Assuming the 90 days trading horizon Daou Technology is expected to under-perform the GenoFocus. But the stock apears to be less risky and, when comparing its historical volatility, Daou Technology is 3.08 times less risky than GenoFocus. The stock trades about -0.02 of its potential returns per unit of risk. The GenoFocus is currently generating about 0.03 of returns per unit of risk over similar time horizon. If you would invest  411,000  in GenoFocus on September 13, 2024 and sell it today you would earn a total of  2,000  from holding GenoFocus or generate 0.49% return on investment over 90 days.
Time Period3 Months [change]
DirectionMoves Against 
StrengthInsignificant
Accuracy95.65%
ValuesDaily Returns

Daou Technology  vs.  GenoFocus

 Performance 
       Timeline  
Daou Technology 

Risk-Adjusted Performance

0 of 100

 
Weak
 
Strong
Very Weak
Over the last 90 days Daou Technology has generated negative risk-adjusted returns adding no value to investors with long positions. Despite somewhat strong basic indicators, Daou Technology is not utilizing all of its potentials. The current stock price disturbance, may contribute to short-term losses for the investors.
GenoFocus 

Risk-Adjusted Performance

4 of 100

 
Weak
 
Strong
Insignificant
Compared to the overall equity markets, risk-adjusted returns on investments in GenoFocus are ranked lower than 4 (%) of all global equities and portfolios over the last 90 days. Despite somewhat weak basic indicators, GenoFocus sustained solid returns over the last few months and may actually be approaching a breakup point.
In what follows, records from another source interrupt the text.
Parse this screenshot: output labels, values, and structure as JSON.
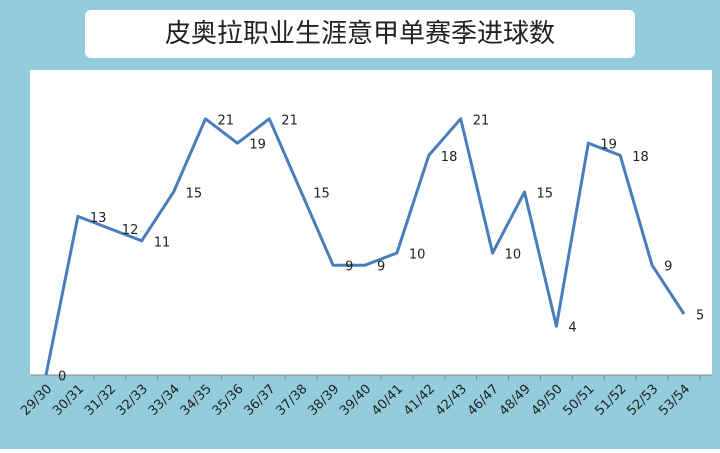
{
  "chart_data": {
    "type": "line",
    "title": "皮奥拉职业生涯意甲单赛季进球数",
    "categories": [
      "29/30",
      "30/31",
      "31/32",
      "32/33",
      "33/34",
      "34/35",
      "35/36",
      "36/37",
      "37/38",
      "38/39",
      "39/40",
      "40/41",
      "41/42",
      "42/43",
      "46/47",
      "48/49",
      "49/50",
      "50/51",
      "51/52",
      "52/53",
      "53/54"
    ],
    "values": [
      0,
      13,
      12,
      11,
      15,
      21,
      19,
      21,
      15,
      9,
      9,
      10,
      18,
      21,
      10,
      15,
      4,
      19,
      18,
      9,
      5
    ],
    "color": "#4a7ebb",
    "ylim": [
      0,
      25
    ]
  }
}
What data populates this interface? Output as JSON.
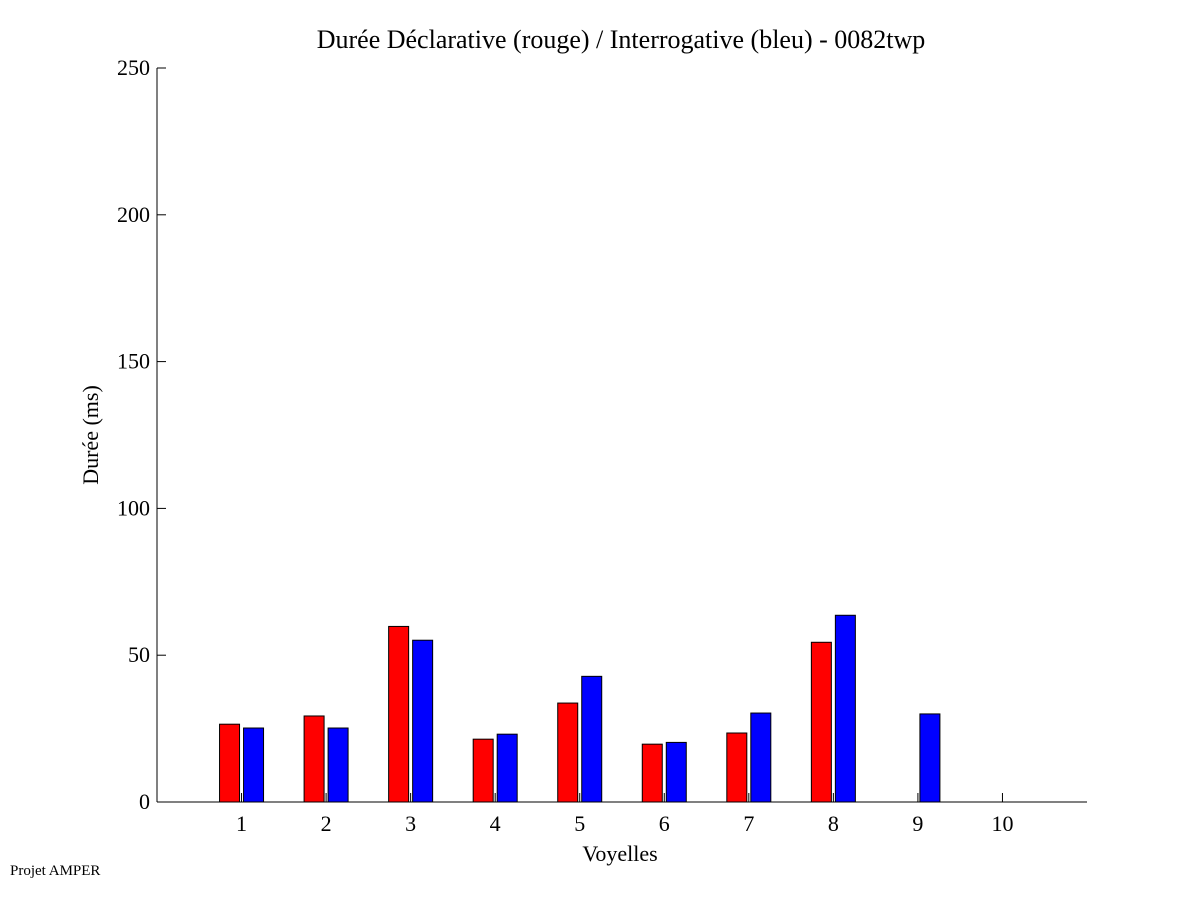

Daou Technology and GenoFocus Volatility Contrast

   Predicted Return Density   
       Returns  

Pair Trading with Daou Technology and GenoFocus

The main advantage of trading using opposite Daou Technology and GenoFocus positions is that it hedges away some unsystematic risk. Because of two separate transactions, even if Daou Technology position performs unexpectedly, GenoFocus can make up some of the losses. Pair trading also minimizes risk from directional movements in the market. For example, if an entire industry or sector drops because of unexpected headlines, the short position in GenoFocus will offset losses from the drop in GenoFocus' long position.
The idea behind Daou Technology and GenoFocus pairs trading is to make the combined position market-neutral, meaning the overall market's direction will not affect its win or loss (or potential downside or upside). This can be achieved by designing a pairs trade with two highly correlated stocks or equities that operate in a similar space or sector, making it possible to obtain profits through simple and relatively low-risk investment.
Check out your portfolio center.
Note that this page's information should be used as a complementary analysis to find the right mix of equity instruments to add to your existing portfolios or create a brand new portfolio. You can also try the My Watchlist Analysis module to analyze my current watchlist and to refresh optimization strategy. Macroaxis watchlist is based on self-learning algorithm to remember stocks you like.